11. In wieviel Prozent der Fälle wurden bei angekündigten Verdachtskontrollen Verletzungen gegen geltendes Tierschutzrecht festgestellt?

2.2 Verdachtskontrollen

12. Wie viele Meldungen bezüglich tierschutzrechtlicher Vorwürfe erfolgten bezüglich Tieren in der Nutztierhaltung im Jahr 2017 durch Dritte? Bitte aufschlüsseln nach Landkreisen.

13. In wie vielen Fällen wurden im Jahr 2017 Verdachtskontrollen aufgrund einer konkreten Meldung durchgeführt? Bitte aufschlüsseln nach Landkreisen.

14. In wie vielen Fällen wurden Verdachtskontrollen trotz einer konkreten Meldung in 2017 nicht durchgeführt?

15. Aus welchen Gründen konnte einigen Verdachtsmeldungen nicht nachgegangen werden?

16. Wie effektiv sind die Hinweise aus der Zivilbevölkerung zur Ahndung von Tierschutzverletzungen in der Nutztierhaltung? In wie vielen Fällen wurden auf Grundlage dieser Hinweise Mängel festgestellt?

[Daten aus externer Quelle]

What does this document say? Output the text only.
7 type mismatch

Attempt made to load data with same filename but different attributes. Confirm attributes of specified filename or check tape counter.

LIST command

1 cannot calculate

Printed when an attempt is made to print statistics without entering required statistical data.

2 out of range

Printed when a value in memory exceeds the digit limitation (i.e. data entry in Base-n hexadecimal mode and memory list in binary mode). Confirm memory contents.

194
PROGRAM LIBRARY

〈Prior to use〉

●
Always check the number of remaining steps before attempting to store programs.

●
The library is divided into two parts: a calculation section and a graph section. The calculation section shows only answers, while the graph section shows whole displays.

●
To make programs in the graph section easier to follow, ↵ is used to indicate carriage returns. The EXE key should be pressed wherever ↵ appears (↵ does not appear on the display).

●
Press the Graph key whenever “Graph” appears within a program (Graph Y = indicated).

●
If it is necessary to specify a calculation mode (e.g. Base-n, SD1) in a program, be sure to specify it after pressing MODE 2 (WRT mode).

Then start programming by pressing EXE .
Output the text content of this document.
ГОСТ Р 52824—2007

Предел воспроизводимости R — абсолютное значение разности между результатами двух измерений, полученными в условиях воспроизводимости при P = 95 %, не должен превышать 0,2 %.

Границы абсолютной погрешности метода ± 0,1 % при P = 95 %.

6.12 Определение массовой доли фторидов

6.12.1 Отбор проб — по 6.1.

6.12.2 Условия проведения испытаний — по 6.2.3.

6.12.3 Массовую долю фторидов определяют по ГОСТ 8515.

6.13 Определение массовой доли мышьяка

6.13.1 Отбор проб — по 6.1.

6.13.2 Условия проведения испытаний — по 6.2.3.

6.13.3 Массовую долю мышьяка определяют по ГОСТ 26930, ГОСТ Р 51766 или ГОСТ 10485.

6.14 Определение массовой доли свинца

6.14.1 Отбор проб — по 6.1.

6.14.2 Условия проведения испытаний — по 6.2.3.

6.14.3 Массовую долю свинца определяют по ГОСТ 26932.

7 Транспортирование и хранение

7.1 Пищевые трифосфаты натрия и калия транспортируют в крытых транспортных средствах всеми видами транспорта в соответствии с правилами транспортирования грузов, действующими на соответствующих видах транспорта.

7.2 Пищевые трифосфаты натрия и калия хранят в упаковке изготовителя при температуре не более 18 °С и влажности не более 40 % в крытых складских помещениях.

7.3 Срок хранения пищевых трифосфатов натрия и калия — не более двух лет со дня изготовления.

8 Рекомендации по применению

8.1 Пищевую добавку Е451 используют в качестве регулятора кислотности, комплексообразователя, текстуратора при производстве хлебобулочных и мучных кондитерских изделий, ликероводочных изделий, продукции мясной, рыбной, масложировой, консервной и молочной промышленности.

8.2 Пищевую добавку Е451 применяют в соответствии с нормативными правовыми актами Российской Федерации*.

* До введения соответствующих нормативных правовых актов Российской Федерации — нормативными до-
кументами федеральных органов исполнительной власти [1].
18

17. Wie viel Zeit vergeht im Durchschnitt zwischen der Meldung eines begründeten Verdachts und der daran anschließenden Anlasskontrolle?

2.3 Unangekündigte Kontrollen

18. Wie hoch ist der Anteil unangekündigter Kontrollen im Jahr 2017? Bitte aufschlüsseln nach Landkreisen.

19. Wie effektiv ist die Durchführung von unangekündigten Kontrollen im Vergleich zu angekündigten Kontrollen hinsichtlich der Aufdeckung von Tierschutzverstößen?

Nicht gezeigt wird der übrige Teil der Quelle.